Soudain, j’avise une porte basse, en bois vermoulu, logée dans le mur de droite (celui du cimetière). Je m’y précipite, y balance un coup de pompe que tu pourrais qualifier de démoniaque sans t’abîmer la glande syntaxique. Tu crois que le panneau va résister à ce rush, toi ? Alors c’est que tu es crédule ! Elle valdingue chez Plume, la pauvre lourde ancestrale. Un gond disloqué. Ressemble à une page de livre à demi arrachée. Bon, tu viens, Yuchi ?

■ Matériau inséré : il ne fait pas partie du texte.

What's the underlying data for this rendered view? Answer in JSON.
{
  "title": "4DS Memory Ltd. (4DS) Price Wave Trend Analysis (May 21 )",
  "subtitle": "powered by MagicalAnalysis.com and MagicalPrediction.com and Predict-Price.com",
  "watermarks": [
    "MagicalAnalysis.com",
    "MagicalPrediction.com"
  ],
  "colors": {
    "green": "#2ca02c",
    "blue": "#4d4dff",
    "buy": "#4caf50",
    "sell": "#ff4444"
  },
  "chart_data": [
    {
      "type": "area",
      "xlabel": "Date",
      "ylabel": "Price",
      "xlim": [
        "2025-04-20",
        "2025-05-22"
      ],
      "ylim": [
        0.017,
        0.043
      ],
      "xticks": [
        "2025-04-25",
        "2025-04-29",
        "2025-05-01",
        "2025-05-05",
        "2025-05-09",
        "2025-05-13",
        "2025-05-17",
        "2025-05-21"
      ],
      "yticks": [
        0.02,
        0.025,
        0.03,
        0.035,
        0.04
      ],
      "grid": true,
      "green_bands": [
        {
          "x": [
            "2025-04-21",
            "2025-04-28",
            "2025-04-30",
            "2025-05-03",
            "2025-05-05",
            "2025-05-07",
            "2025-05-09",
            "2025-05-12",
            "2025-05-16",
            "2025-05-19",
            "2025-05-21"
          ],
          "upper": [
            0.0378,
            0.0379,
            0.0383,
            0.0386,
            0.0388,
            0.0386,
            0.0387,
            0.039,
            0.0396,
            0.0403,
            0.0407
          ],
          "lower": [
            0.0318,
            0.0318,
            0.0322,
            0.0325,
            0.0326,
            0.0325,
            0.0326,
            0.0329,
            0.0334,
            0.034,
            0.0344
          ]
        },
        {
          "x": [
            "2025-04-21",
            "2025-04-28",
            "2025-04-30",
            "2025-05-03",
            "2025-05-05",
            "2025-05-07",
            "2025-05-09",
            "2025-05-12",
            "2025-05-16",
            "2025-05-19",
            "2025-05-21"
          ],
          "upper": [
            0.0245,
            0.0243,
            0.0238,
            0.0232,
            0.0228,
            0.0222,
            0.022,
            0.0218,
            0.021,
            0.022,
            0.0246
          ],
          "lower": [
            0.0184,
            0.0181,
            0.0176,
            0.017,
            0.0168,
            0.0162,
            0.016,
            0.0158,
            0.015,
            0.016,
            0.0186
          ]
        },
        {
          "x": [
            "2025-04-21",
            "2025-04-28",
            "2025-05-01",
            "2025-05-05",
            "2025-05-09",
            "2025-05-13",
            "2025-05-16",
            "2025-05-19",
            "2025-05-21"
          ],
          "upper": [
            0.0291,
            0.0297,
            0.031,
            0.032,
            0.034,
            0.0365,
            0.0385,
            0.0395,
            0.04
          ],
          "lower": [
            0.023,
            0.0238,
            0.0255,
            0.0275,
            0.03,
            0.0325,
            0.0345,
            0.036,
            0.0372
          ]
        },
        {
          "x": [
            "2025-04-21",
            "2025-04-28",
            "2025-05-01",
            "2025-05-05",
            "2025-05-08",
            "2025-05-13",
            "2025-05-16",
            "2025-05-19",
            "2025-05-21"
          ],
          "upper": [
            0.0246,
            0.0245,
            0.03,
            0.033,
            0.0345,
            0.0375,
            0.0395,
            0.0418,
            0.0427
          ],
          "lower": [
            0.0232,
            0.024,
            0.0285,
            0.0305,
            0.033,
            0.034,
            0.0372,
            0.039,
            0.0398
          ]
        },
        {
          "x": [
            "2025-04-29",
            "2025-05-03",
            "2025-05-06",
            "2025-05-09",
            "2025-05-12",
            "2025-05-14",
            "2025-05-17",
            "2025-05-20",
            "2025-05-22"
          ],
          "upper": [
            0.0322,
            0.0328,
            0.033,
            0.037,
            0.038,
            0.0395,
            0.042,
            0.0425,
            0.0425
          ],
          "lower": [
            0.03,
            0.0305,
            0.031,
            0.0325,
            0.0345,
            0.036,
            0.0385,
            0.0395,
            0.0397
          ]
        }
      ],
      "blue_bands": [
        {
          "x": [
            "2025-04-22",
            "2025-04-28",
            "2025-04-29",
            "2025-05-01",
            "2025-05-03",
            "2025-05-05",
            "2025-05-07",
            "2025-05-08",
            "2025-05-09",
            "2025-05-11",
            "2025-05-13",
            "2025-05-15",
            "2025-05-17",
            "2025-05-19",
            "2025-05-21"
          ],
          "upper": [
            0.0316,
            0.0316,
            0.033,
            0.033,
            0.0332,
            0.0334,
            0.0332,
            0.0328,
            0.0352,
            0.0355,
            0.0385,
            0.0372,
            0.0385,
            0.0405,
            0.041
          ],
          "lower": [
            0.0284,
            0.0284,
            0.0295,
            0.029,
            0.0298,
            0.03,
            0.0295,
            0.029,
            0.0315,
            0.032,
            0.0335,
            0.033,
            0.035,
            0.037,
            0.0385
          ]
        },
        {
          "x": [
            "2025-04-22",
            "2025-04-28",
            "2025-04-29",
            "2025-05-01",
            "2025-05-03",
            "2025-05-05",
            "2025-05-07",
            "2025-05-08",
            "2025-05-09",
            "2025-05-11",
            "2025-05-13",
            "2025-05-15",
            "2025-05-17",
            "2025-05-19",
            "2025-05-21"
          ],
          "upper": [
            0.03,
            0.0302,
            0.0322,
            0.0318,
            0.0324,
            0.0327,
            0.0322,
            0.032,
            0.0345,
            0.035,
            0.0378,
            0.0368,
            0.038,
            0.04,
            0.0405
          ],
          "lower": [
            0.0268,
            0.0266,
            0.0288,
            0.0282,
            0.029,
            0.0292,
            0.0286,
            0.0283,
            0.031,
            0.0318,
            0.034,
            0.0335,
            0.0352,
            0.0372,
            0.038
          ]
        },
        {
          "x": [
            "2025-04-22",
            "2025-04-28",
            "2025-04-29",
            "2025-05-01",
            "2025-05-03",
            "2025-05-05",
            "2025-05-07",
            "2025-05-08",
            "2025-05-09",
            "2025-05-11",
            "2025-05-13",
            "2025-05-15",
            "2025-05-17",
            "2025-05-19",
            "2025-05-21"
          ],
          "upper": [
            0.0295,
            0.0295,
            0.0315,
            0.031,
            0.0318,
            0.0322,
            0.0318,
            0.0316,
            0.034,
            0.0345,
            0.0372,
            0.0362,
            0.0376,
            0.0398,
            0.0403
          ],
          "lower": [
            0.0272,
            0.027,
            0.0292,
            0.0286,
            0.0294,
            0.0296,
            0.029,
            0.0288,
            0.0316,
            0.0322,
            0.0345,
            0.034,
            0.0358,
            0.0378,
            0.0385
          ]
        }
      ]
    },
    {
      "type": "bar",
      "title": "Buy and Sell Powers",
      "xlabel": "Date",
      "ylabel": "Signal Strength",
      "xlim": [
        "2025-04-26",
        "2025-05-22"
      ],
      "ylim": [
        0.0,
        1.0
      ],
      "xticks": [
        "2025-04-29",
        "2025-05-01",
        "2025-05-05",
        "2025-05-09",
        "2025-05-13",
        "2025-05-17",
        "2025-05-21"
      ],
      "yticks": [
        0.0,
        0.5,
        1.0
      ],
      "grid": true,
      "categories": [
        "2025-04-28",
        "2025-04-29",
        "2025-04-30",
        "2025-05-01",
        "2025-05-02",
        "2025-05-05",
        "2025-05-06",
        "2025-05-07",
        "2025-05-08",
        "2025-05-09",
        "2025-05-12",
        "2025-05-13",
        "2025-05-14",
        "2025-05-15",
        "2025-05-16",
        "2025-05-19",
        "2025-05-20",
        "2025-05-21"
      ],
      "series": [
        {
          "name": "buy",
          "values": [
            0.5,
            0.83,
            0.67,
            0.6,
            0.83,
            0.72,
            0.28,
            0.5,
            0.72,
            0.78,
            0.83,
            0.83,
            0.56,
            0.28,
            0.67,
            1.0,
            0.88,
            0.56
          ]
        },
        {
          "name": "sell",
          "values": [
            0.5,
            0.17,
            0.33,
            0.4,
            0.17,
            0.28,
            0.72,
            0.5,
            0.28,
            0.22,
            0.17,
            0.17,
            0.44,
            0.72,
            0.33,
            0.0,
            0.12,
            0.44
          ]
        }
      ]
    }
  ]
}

Pas besoin de lui envoyer un carton gravé. Elle est déjà dans le cimetière. On se met à cavalcader à travers les somptueuses tombes marmoréennes. Je ne l’ai pas lâchée. Elle fonce en beauté, pas du tout à la manière des dadames qui se castagnettent les genoux en courant, mais d’une belle foulée de coureuse de stade. On traverse le cimetière, part en part, sous les yeux ébaubis de grosses veuves ébahies venues laver le seuil de leur sépulcre à la larme riche en sodium. Nos poursuivants nous poursuivent, ce qui est normal pour des poursuivants ; mais avec une certaine mesure, comme s’ils redoutaient de déclencher une offensive d’artillerie au royaume des allongés. Ils avancent précipitamment, se déployant en éventail pour aller couper les issues. Ils sont trois. Moi, je cesse de gamberger. Dans ces cas critiques, un conseil, fiston : laisse agir ton instinct. Réfléchir, en de telles circonstances, c’est se neutraliser.